Risk-adapted trials are being increasingly used for high-risk aGvHD, combining novel agents such as itolizumab, interleukin-22, natalizumab, AAT, and receptor-interactive protein kinase 1 (RIP1) with corticosteroids (Figure 3). GDC-8264, a RIP1, plus glucocorticoids is currently being investigated in risk-stratified high-risk aGvHD (NCT05673876) and a phase I/II trial is evaluating the novel BET Inhibitor PLX51107 for SR-aGvHD (NCT04910152).

Figure 3. Preliminary results from ongoing trials for aGvHD treatment* 

aGvHD, acute graft-versus-host disease; FMT, fetal microbiome transplantation; hCG/EGF, human chorionic gonadotropin /epidermal growth factor; NA, not available; ORR, overall response rate; SOC, standard of care; SR, steroid-refractory
*Data from Jamy, et al.¹

Figure 4 provides an overview of the novel therapeutics to prevent and treat aGvHD.

Figure 4. Overview of novel therapeutics to prevent and treat aGvHD* 

aGvHD, acute graft-versus-host disease; APC, antigen-presenting cell; ATG,antithymocyte globulin; CSA, cyclosporine; FMT, fetal microbiome transplantation; hCG/EGF, human chorionic gonadotropin/epidermal growth factor; IL-22, interleukin-22; JAK, janus kinase; LGI, lower gastrointestinal; MHC II, major histocompatibility complex II; MMF, mycophenolate mofetil; mTOR, mammalian target of rapamycin; MTX, methotrexate; NFAT, nuclear factor of activated T cells; PSGL-1, P-selectin glycoprotein ligand 1; PTCy,posttransplant cyclophosphamide; STAT, signal transducer and activator of transcription protein; TAC, tacrolimus; TCR, T-cell receptor
Adapted from Jamy, et al.¹ Created with BioRender.com

Conclusion

This article highlights the significant progress made in the development of novel agents, leading to approvals and changes in the standard prophylactic treatment of aGvHD. PTCy remains the standard of care for GvHD prophylaxis in RIC allo-HCT for matched donors, and is increasingly being investigated in the matched MA setting; longer-term follow-up trials are needed to test whether the lower incidence of GvHD is associated with a survival benefit for PTCy in RIC allo-HCT.

Other novel agents being investigated for the prevention of aGvHD include combinations of abatacept, vedolizumab, ATG, and JAK inhibitors, with both PTCy and CNI/antimetabolite backbones.

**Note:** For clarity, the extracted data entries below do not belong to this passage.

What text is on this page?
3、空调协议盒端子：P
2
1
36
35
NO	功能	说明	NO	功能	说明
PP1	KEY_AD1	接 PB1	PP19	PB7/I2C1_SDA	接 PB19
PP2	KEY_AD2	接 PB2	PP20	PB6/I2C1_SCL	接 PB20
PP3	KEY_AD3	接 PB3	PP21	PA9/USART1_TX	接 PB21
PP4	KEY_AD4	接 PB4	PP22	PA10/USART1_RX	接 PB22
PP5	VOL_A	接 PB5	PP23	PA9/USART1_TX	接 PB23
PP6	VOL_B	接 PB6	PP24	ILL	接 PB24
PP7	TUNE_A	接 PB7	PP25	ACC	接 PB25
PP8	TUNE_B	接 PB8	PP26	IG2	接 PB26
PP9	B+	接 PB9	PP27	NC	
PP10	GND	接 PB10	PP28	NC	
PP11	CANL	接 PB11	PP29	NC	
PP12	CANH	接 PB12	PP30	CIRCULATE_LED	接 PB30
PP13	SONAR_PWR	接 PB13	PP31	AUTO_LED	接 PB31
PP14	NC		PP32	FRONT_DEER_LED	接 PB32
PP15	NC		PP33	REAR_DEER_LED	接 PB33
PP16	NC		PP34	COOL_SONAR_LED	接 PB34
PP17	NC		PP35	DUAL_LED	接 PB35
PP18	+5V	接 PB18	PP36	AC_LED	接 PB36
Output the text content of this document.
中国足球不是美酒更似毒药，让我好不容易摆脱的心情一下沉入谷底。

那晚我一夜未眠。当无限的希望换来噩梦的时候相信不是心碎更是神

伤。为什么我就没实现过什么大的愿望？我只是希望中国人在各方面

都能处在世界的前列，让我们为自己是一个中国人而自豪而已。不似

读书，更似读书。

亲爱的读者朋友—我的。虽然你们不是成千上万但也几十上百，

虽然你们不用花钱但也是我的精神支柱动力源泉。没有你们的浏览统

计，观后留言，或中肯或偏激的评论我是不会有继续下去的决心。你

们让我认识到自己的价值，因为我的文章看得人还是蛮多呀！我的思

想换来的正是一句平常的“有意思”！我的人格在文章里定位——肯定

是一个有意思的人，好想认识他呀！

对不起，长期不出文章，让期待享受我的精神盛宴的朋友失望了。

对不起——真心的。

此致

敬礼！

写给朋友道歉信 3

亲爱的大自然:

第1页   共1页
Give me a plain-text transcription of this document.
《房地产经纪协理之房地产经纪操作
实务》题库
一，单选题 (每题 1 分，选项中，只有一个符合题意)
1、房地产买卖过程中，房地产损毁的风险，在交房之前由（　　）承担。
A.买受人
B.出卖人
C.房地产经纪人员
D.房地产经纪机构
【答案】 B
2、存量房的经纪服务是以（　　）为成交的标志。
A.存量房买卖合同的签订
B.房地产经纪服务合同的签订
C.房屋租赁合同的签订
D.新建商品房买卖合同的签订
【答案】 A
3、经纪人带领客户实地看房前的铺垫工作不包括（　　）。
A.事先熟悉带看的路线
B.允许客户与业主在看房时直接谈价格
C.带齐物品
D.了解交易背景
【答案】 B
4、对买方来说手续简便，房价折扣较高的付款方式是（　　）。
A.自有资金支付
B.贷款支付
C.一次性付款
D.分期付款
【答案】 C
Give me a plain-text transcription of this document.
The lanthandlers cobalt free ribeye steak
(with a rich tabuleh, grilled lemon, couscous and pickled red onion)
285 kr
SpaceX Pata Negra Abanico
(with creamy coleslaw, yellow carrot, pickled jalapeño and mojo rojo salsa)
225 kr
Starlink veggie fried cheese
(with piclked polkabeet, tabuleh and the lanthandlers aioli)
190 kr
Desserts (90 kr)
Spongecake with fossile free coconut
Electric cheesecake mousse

Longer-term trials on vedolizumab are warranted to investigate the maximum stage of gastrointestinal GVHD, its impact on skin and liver aGVHD, chronic GVHD, infectious complications, and relapse incidence.

High-dose systemic glucocorticoids remain the standard of care for high-risk aGvHD, though treatments are now shifting from immunosuppression to tissue preservation, organ resilience, and microbiome diversity. Advancements for the treatment of aGvHD include itolizumab, interleukin-22, natalizumab, AAT, and RIP1 for high-risk aGvHD and neihulizumab, apraglutide, bromodomain and extraterminal domain inhibitors, human chorionic gonadotropin/epidermal growth factor, and fecal microbiome transplants for SR-aGvHD.